For me, having seen or heard similar stories for 30 years, I learned the most not from the individual diary entries or daily traumas, but from the transformation I perceive in Kaplan-Reiss over the 20 months of her saga. On any given day, she shows courage and humor while dealing with side effects, the events of “normal” life, and the bizarre nature of cancer treatment. Nonetheless, slowly, month-by-month, she is changed. The chemo is complete, her surgery healed, hair grows and her appetite returns, but she is not the same person.
As in the title, she has new breasts, but they are not the same. She misses them. “I feel like I am wearing someone else’s breasts.” Kaplan-Reiss herself is “someone else.” She becomes more vulnerable and emotionally labile, but at the same time more sensitive and insightful. In the later entries, she talks about how hard it is to travel, to leave home and comfort zone. Kaplan-Reiss does not even write a journal entry about the moment her cancer was diagnosed until almost a year after she began treatment and it is only late in the book, the acute trauma being past, that she talks about death.

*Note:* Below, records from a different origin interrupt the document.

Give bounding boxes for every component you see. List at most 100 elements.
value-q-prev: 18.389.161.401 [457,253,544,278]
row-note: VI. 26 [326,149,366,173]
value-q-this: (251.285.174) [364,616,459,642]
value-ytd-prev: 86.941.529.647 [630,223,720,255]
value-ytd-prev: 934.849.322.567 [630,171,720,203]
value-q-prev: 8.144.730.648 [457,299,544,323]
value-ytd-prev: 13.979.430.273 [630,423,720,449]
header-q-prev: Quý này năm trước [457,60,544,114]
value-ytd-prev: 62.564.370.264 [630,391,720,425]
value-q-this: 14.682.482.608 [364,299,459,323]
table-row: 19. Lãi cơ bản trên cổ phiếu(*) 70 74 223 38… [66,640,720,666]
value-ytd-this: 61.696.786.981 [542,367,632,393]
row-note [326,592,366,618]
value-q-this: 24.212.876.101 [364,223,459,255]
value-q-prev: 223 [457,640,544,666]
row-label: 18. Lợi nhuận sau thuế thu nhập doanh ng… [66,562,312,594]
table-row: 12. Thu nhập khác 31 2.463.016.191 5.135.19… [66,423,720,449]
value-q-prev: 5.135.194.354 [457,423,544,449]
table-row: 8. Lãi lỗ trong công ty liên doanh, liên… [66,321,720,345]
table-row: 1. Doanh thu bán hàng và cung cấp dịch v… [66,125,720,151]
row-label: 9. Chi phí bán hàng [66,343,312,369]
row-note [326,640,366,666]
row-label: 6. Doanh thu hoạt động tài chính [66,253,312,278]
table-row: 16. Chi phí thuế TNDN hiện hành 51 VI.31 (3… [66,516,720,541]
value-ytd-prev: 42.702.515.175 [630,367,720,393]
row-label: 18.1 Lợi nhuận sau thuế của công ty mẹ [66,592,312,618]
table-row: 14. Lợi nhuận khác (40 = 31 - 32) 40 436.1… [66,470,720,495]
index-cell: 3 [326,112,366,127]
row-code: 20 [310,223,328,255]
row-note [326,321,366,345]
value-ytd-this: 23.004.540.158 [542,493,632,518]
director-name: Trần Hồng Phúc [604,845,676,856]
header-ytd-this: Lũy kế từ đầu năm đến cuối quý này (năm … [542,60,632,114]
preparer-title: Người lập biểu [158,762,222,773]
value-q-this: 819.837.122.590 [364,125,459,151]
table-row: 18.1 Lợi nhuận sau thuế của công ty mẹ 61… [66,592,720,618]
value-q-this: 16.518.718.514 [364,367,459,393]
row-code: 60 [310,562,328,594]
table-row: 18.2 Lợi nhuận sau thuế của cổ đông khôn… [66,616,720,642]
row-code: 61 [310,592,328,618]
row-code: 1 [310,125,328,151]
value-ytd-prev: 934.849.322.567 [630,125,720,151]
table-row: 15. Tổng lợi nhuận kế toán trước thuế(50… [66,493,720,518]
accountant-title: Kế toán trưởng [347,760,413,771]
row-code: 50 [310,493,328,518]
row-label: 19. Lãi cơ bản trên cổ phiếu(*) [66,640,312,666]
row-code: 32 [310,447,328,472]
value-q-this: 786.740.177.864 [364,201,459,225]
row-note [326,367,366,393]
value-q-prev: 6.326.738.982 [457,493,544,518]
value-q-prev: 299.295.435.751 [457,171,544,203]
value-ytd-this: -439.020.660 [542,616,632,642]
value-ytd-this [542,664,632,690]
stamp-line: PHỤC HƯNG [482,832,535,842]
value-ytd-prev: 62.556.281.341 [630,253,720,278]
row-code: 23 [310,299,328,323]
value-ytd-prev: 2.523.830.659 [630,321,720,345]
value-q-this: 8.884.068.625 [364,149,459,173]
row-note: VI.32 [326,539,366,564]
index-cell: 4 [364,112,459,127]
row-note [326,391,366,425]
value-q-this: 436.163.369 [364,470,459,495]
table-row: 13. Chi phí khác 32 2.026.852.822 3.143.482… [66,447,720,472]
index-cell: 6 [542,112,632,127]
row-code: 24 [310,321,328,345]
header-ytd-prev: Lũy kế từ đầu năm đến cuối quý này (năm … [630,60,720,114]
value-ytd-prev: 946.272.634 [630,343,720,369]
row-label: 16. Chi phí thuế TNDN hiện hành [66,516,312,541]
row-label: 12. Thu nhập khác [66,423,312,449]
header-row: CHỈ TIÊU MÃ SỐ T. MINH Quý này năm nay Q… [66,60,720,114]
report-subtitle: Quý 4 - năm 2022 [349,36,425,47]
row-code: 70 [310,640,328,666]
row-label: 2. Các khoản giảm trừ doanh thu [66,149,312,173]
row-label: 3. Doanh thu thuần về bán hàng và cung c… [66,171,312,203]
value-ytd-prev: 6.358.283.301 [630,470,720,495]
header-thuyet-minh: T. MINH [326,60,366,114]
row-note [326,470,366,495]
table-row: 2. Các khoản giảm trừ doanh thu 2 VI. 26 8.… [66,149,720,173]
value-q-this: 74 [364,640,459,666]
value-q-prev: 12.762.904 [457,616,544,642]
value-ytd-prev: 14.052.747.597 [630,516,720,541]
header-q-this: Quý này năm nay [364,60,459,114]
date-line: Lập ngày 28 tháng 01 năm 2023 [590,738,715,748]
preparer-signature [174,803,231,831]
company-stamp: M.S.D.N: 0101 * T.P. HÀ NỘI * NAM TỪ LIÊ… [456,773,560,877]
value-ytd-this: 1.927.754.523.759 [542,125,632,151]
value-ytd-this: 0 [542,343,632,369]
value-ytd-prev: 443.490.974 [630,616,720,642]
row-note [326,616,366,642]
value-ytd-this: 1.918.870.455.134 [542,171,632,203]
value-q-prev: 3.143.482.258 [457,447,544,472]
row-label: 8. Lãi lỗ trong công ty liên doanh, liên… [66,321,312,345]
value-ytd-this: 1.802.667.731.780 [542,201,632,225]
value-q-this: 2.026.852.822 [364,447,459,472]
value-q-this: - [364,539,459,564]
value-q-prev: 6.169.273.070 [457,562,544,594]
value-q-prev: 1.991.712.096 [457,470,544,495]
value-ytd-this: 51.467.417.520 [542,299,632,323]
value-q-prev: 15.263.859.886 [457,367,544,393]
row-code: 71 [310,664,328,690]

The Year I Lost My Breasts… is an important addition to the personal literature which chronicles the experience of disease and medical care in the early 21rst Century. Patients will find commonality and support. Family and caregivers will gain valuable insight into what is happening to their loved ones. As a doctor, I am reminded that my patients are not blood tests, biopsies and milligram doses of drugs, but kaleidoscope beings on a transformative journey. They are all, as the title of chapter 21, and my alternative name for this book, “A Work in Progress.”